Yes, that's true. VPN is like actually being in the office but over a slower link. Terminal server is like running the program on your machine in the office and viewing it via video camera and remote mouse. You never run the program you just get the results. But it's a LOT more money in general and I don't think it's really the way to go. My preference would be for a true client/server architecture with a SQL backend. This would be sort of a hybrid approach. Let the server churn on the SQL queries itself and return the results. Let your local machine actually run the program and view the results.

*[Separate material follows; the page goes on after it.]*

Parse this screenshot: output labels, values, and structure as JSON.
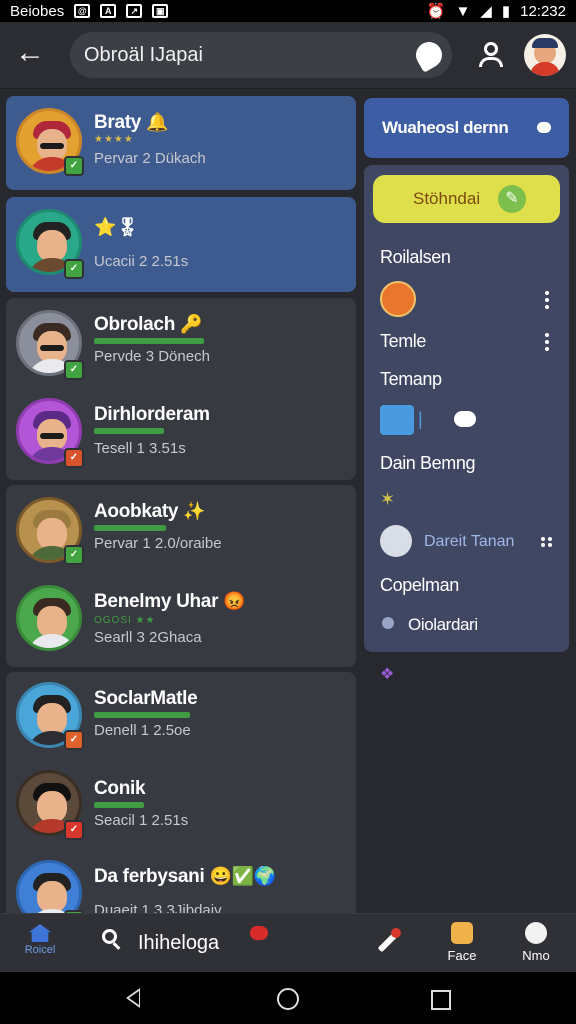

So, Evo could still work well if the thing was designed for it. SQL tends to take more time to parse but tends to also deal with less data. I guarantee that GL-E could be implemented in such a way that it need not send every record to the client. The DB server could easily sum up the data for previous records all by itself. Or, running balances on a day to day basis could be stored. Each would need 365 entries for each year. The entry would be a float probably so 4 bytes. Thats 1460 bytes per GL account per year. That's nothing. Things like that really speed the program up.

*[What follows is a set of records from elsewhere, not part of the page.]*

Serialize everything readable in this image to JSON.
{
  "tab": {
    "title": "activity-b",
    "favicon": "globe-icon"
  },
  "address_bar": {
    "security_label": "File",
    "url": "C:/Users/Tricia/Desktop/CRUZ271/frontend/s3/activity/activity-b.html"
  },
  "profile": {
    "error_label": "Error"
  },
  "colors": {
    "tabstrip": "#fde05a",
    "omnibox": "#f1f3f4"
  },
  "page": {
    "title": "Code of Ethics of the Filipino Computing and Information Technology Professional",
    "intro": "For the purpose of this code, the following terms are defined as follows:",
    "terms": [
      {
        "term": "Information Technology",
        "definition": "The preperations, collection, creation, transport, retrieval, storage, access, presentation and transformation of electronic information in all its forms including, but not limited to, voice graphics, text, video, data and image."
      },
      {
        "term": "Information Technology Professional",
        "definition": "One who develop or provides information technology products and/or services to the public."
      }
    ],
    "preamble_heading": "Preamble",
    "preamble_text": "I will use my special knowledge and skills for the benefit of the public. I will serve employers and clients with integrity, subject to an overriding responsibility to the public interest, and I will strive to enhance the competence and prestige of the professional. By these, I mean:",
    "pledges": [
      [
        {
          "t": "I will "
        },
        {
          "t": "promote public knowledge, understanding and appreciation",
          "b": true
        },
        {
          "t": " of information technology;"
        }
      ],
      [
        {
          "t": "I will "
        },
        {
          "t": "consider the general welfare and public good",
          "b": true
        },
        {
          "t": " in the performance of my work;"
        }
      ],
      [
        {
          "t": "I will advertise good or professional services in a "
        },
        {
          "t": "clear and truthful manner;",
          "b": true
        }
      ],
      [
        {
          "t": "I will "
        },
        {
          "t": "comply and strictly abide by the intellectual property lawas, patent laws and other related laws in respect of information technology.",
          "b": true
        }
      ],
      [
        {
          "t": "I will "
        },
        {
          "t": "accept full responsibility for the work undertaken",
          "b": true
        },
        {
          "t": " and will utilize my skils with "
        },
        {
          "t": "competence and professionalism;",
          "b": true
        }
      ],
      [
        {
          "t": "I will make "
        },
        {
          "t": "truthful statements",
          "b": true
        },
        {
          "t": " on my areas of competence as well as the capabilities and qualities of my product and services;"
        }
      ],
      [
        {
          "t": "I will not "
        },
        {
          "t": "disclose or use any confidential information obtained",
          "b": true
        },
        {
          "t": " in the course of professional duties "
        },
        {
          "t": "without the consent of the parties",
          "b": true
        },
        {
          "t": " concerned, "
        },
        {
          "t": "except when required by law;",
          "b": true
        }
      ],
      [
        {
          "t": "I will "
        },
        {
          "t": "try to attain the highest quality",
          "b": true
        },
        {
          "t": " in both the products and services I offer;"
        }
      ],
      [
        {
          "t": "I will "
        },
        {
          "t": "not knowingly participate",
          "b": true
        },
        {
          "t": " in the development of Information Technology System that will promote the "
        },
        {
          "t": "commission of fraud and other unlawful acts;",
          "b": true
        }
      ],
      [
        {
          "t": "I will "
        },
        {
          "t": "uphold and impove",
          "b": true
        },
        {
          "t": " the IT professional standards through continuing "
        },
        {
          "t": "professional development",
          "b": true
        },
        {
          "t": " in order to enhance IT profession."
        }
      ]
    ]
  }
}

I suppose I just live in fantasy land. It's great here, I'll say hi to the mermaids for all of you...
Quote from kevind on 04/13/07 at 09:39:44:VPN and Terminal Services are two completely different animals.
VPN:
Server (with data) ------ Network ------- Client PC (execute programs)
Programs execute on client PC (all applications must pass through the network)
Data that programs request must pass through the network.
(Remember that last GL-E you ran on all accounts for 1 day?
Every record in that GL transaction file was read. )
Total data passing over the network is a huge amount not to mention the VPN overhead.
Terminal Services:
Server (with data and executes programs) -------- Network ------- Client PC (renders GDI)
Programs execute on the Server. Only GDI (graphical device interface) API commands pass through
the network and get rendered by all the horsepower of the client PC.
All data gets requested and used internal to the server. No business data passes through the network.
Total data passing over the network is limited to the GDI API.
In terms of bytes per second, there is a significant difference.